Luxembourg – Paris – Luxembourg – 1871

Migrations au temps de la Commune

Exposition au Musée d’Histoire de la ville de Luxembourg

 

 

               La Commune de Paris  - 1871 vit se lever le peuple de Paris pour défendre la patrie et la République qu’il voulait démocratique, sociale et universelle. Parmi les insurgés du 18 Mars 1871, sur les remparts de Paris assiégé, derrière les barricades se battaient côte à côte les travailleurs de Paris, ceux venus de la province et des pays voisins, notamment du Luxembourg. Après l’écrasement de la Commune, des milliers d’insurgés, pour échapper à la répression, trouvèrent refuge dans les pays voisins.

            L’exposition « Luxembourg – Paris – Luxembourg » illustre ce double aspect.

            Elle raconte d’abord l’histoire des Luxembourgeois qui, pour échapper au chômage et à la misère qui sévissent dans leur pays, s’expatrient en masse vers Paris. Ils se rassemblent surtout dans le Faubourg Saint Antoine. Ils sont ébénistes, ouvriers sur les chantiers du baron Haussmann, typographes, employées de maison. Pour eux, Paris est une terre d’accueil et de progrès dans tous les domaines.

            Pour défendre ces valeurs, quand Paris est assiégé par les Prussiens, ils s’engagent nombreux dans la Garde nationale. Ils y restent quand la Commune est proclamée car les idéaux du pouvoir populaire sont les leurs. Quand la Commune est vaincue, ils subissent la répression à un double titre : comme ouvriers et comme étrangers. Près de 200 sont traduits devant les conseils de guerre, une trentaine sont condamnés à la déportation.
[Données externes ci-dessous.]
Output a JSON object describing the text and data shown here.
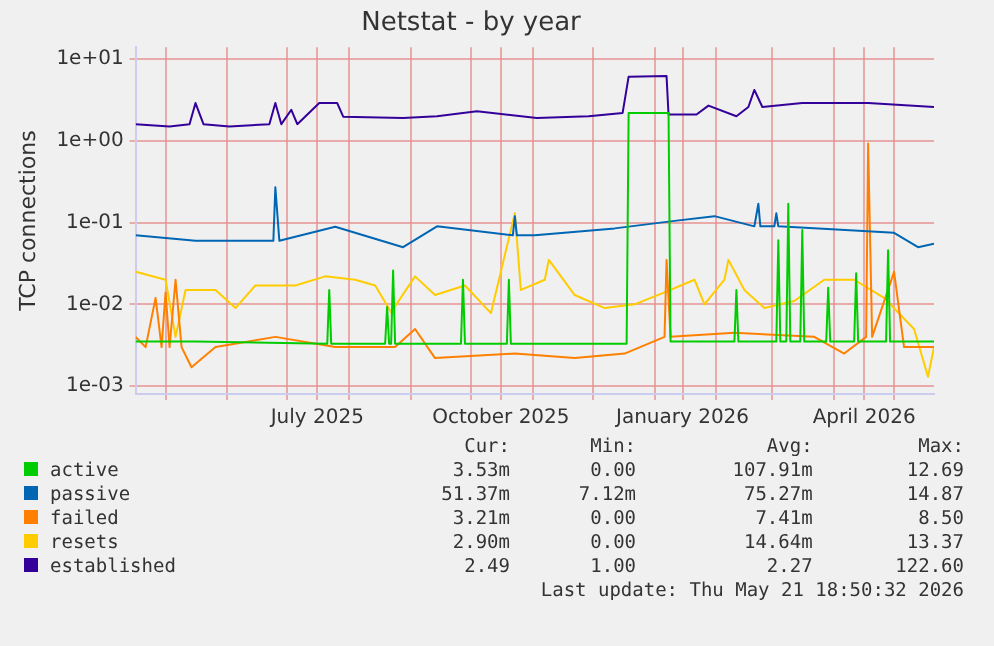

            En parallèle l’exposition retrace le parcours de plusieurs Communards français qui séjournent au Luxembourg pour échapper aux poursuites. Les plus connus sont Mortier, élu de la Commune dans le 11e arrondissement et Audoynaud, membre du Comité central de la Garde nationale où il représente le 12e arrondissement. Tous les deux, militants dans le Faubourg Saint Antoine, ont vraisemblablement connu des travailleurs immigrés luxembourgeois. Le proscrit le plus célèbre, bien que n’ayant jamais été Communard, est Victor Hugo qui se réfugie au Luxembourg en Juin 1871, contraint de quitter sa maison de Bruxelles parce qu’il a proposé d’y accueillir les Communards exilés.

            Des proscrits moins célèbres sont accueillis dans les faubourgs populaires de le ville de Luxembourg. Deux d’entre eux, François Sordet et Auguste Martin, y meurent en 1873. Un monument de forme pyramidale est érigé sur leur tombe au cimetière de Plaffenthal. Depuis 1926, au printemps de chaque année, un hommage populaire y est rendu à la Commune de Paris. Le comité du Grand duché du Luxembourg des Amis de la commune de Paris s’associe à cette cérémonie depuis sa création en 1995. C’est lui qui a proposé au Musée d’Histoire de la ville de Luxembourg d’organiser l’exposition et ses adhérents ont apporté une aide déterminante à sa réalisation.

 

Le vernissage de l’exposition a eu lieu le 23 Novembre 2001 en présence de plusieurs centaines d’invités parmi lesquels nous avons reconnu Mmes  et MM Renée Wagener, Ben Fayot et Mady Delvaux, député(e)s, Janine Frisch, conseillère communale, plusieurs membres de l’association luxembourgeoise des « Amis de la Commune de Paris – 1871 ».